Error categories matter more than raw error text

Agent failures are varied. If you only keep raw error messages, you will struggle to measure and fix patterns.

Start with a small normalized set:

Error typeMeaning
provider_errormodel provider returned an error or timed out
rate_limitedquota or rate limit blocked the call
policy_deniedpermission, data, or safety policy rejected the step
tool_errortool execution failed
tool_bad_inputthe agent passed invalid arguments to a tool
parse_errormodel output could not be parsed
validation_failedoutput parsed but failed business validation
max_steps_exceededthe run hit its step limit
user_cancelleduser cancelled the run

With categories, you can see trends. A high tool_bad_input rate may mean the tool schema is unclear or the prompt does not constrain arguments. A high max_steps_exceeded rate may mean the agent lacks a convergence condition. A high policy_denied rate may mean the product flow does not explain permission boundaries early enough.

Tool calls must be auditable

The highest risk is often not that the agent thought something. It is that the agent did something. Sending email, changing configuration, querying internal data, calling production APIs, committing code, or creating orders must be auditable.

For each tool call, record:

  • tool name and version
  • redacted arguments
  • user or actor represented by the call
  • permission check result
  • external system status
  • idempotency key or business object id
  • whether the call performed a write
  • whether retry is allowed

Write actions deserve special care. Observability is not only for debugging. It is also for audit: who asked the agent to do this, which arguments were passed, why did the system allow it, and which object changed?

A trace should read like a timeline

A useful agent trace should not be only a pile of JSON. It should read like a timeline:

10:00:01 run started by user_123
10:00:02 model chose tool: search_orders
10:00:03 tool search_orders success, 3 records
10:00:04 model chose tool: refund_check
10:00:05 policy_denied: user lacks refund permission
10:00:06 final answer returned

The timeline helps engineers, product managers, and operators understand what happened quickly. The underlying fields still need to be structured for search, aggregation, and alerts.

If only developers can read the trace, incident response will be slow. Agents often affect business workflows, so non-engineering roles also need a basic view of the process.
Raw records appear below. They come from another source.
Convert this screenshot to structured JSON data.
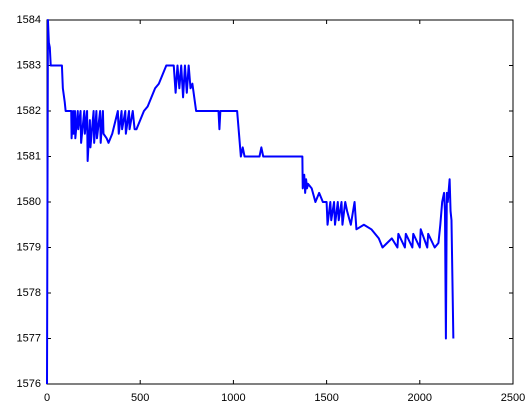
{
  "chart_data": {
    "type": "line",
    "x": [
      0,
      5,
      10,
      15,
      20,
      30,
      60,
      80,
      85,
      95,
      100,
      130,
      132,
      140,
      142,
      150,
      152,
      165,
      168,
      180,
      183,
      200,
      203,
      215,
      218,
      230,
      233,
      250,
      253,
      265,
      268,
      285,
      288,
      300,
      303,
      320,
      330,
      350,
      380,
      385,
      400,
      403,
      420,
      423,
      440,
      443,
      460,
      470,
      480,
      500,
      520,
      540,
      560,
      580,
      600,
      620,
      640,
      660,
      680,
      690,
      700,
      710,
      720,
      730,
      740,
      750,
      760,
      770,
      780,
      790,
      800,
      850,
      920,
      925,
      930,
      935,
      1000,
      1020,
      1030,
      1040,
      1050,
      1060,
      1080,
      1100,
      1140,
      1150,
      1160,
      1200,
      1300,
      1370,
      1372,
      1380,
      1385,
      1390,
      1395,
      1400,
      1420,
      1440,
      1460,
      1480,
      1500,
      1505,
      1520,
      1525,
      1540,
      1545,
      1560,
      1565,
      1580,
      1585,
      1600,
      1610,
      1630,
      1650,
      1660,
      1700,
      1740,
      1780,
      1800,
      1850,
      1880,
      1885,
      1920,
      1925,
      1960,
      1965,
      2000,
      2005,
      2040,
      2045,
      2080,
      2100,
      2110,
      2120,
      2130,
      2135,
      2140,
      2145,
      2150,
      2160,
      2165,
      2170,
      2180
    ],
    "values": [
      1576,
      1584,
      1583.5,
      1583.4,
      1583,
      1583,
      1583,
      1583,
      1582.5,
      1582.2,
      1582,
      1582,
      1581.4,
      1582,
      1581.5,
      1582,
      1581.4,
      1582,
      1581.6,
      1582,
      1581.3,
      1582,
      1581.5,
      1582,
      1580.9,
      1581.8,
      1581.2,
      1582,
      1581.3,
      1582,
      1581.4,
      1582,
      1581.3,
      1582,
      1581.5,
      1581.4,
      1581.3,
      1581.5,
      1582,
      1581.5,
      1582,
      1581.6,
      1582,
      1581.5,
      1582,
      1581.6,
      1582,
      1581.6,
      1581.6,
      1581.8,
      1582,
      1582.1,
      1582.3,
      1582.5,
      1582.6,
      1582.8,
      1583,
      1583,
      1583,
      1582.4,
      1583,
      1582.5,
      1583,
      1582.3,
      1583,
      1582.4,
      1583,
      1582.5,
      1582.6,
      1582.3,
      1582,
      1582,
      1582,
      1581.6,
      1582,
      1582,
      1582,
      1582,
      1581.5,
      1581,
      1581.2,
      1581,
      1581,
      1581,
      1581,
      1581.2,
      1581,
      1581,
      1581,
      1581,
      1580.3,
      1580.6,
      1580.2,
      1580.5,
      1580.3,
      1580.4,
      1580.3,
      1580,
      1580.2,
      1580,
      1580,
      1579.5,
      1580,
      1579.6,
      1580,
      1579.5,
      1580,
      1579.6,
      1580,
      1579.5,
      1580,
      1579.8,
      1579.5,
      1580,
      1579.4,
      1579.5,
      1579.4,
      1579.2,
      1579,
      1579.2,
      1579,
      1579.3,
      1579,
      1579.3,
      1579,
      1579.3,
      1579,
      1579.4,
      1579,
      1579.3,
      1579,
      1579.1,
      1579.5,
      1580,
      1580.2,
      1579.8,
      1577,
      1580.2,
      1580,
      1580.5,
      1579.8,
      1579.6,
      1577
    ],
    "color": "#0000ff",
    "xlim": [
      0,
      2500
    ],
    "xticks": [
      0,
      500,
      1000,
      1500,
      2000,
      2500
    ],
    "ylim": [
      1576,
      1584
    ],
    "yticks": [
      1576,
      1577,
      1578,
      1579,
      1580,
      1581,
      1582,
      1583,
      1584
    ]
  }
}
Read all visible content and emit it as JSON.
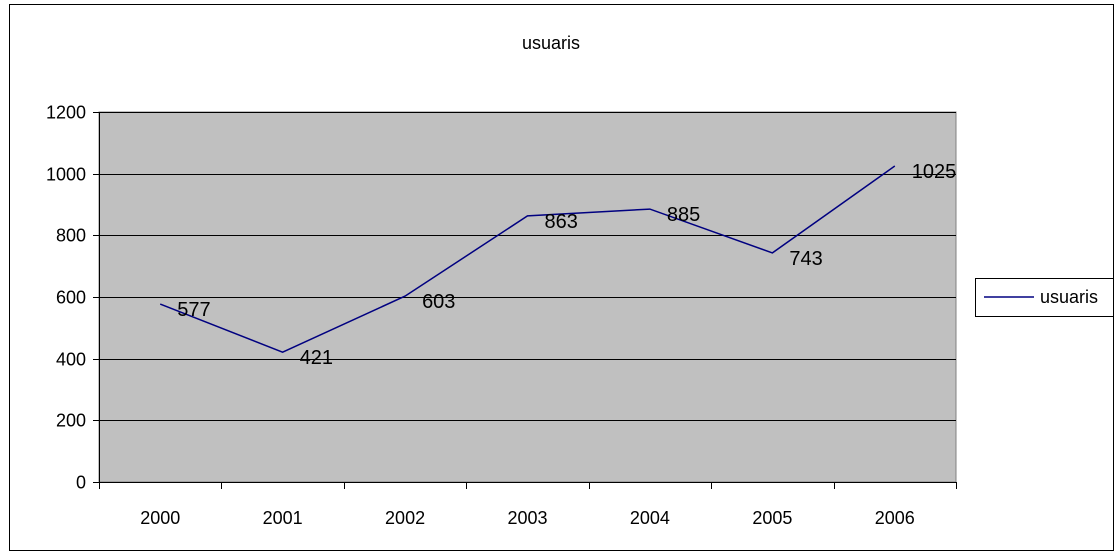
{
  "chart_data": {
    "type": "line",
    "title": "usuaris",
    "xlabel": "",
    "ylabel": "",
    "categories": [
      "2000",
      "2001",
      "2002",
      "2003",
      "2004",
      "2005",
      "2006"
    ],
    "series": [
      {
        "name": "usuaris",
        "values": [
          577,
          421,
          603,
          863,
          885,
          743,
          1025
        ]
      }
    ],
    "ylim": [
      0,
      1200
    ],
    "yticks": [
      0,
      200,
      400,
      600,
      800,
      1000,
      1200
    ],
    "grid": true,
    "legend": "right",
    "colors": {
      "plot_background": "#c0c0c0",
      "line": "#000080",
      "gridline": "#000000",
      "border": "#000000"
    }
  }
}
Alerts should watch more than error rate

Traditional services watch error rate, latency, and QPS. Agents need additional signals:

  • average model calls per run
  • average tokens and cost per run
  • max-step hit rate
  • parse error and validation failure rate
  • tool_bad_input rate
  • policy_denied rate
  • number of high-cost runs
  • failures and retries for write-action tools

These signals can reveal problems before ordinary 500 errors do. Error rate may stay flat while average steps grow from 3 to 9, increasing both cost and latency. Parse errors may rise when output format becomes unstable.

Retention needs tiers

Observability data is not better just because you store more of it.

Use retention tiers:

  • Metric aggregates: keep long term for trend analysis.
  • Usage records: keep longer for billing, audit, and cost analysis.
  • Trace metadata: keep for a medium period for debugging and quality review.
  • Full prompts, outputs, and tool results: short term by default, redacted, sampled, or enabled only when needed.

The exact retention period depends on business, compliance, and cost. The important principle is not to permanently store user input, internal documents, and tool results by accident.

Bottom line

AI agent observability is about making automated execution explainable.

Use the run as the tracing unit. Connect model calls, tools, and business systems with a request id or trace id. Record step status, tokens, latency, and error category. Keep tool calls auditable. Present traces as timelines. Design retention by sensitivity.

Without this foundation, it is hard to know whether a failure came from the model, prompt, tool, permission layer, retry behavior, or business data. Observability is not decoration after launch. It is part of making agents production-ready.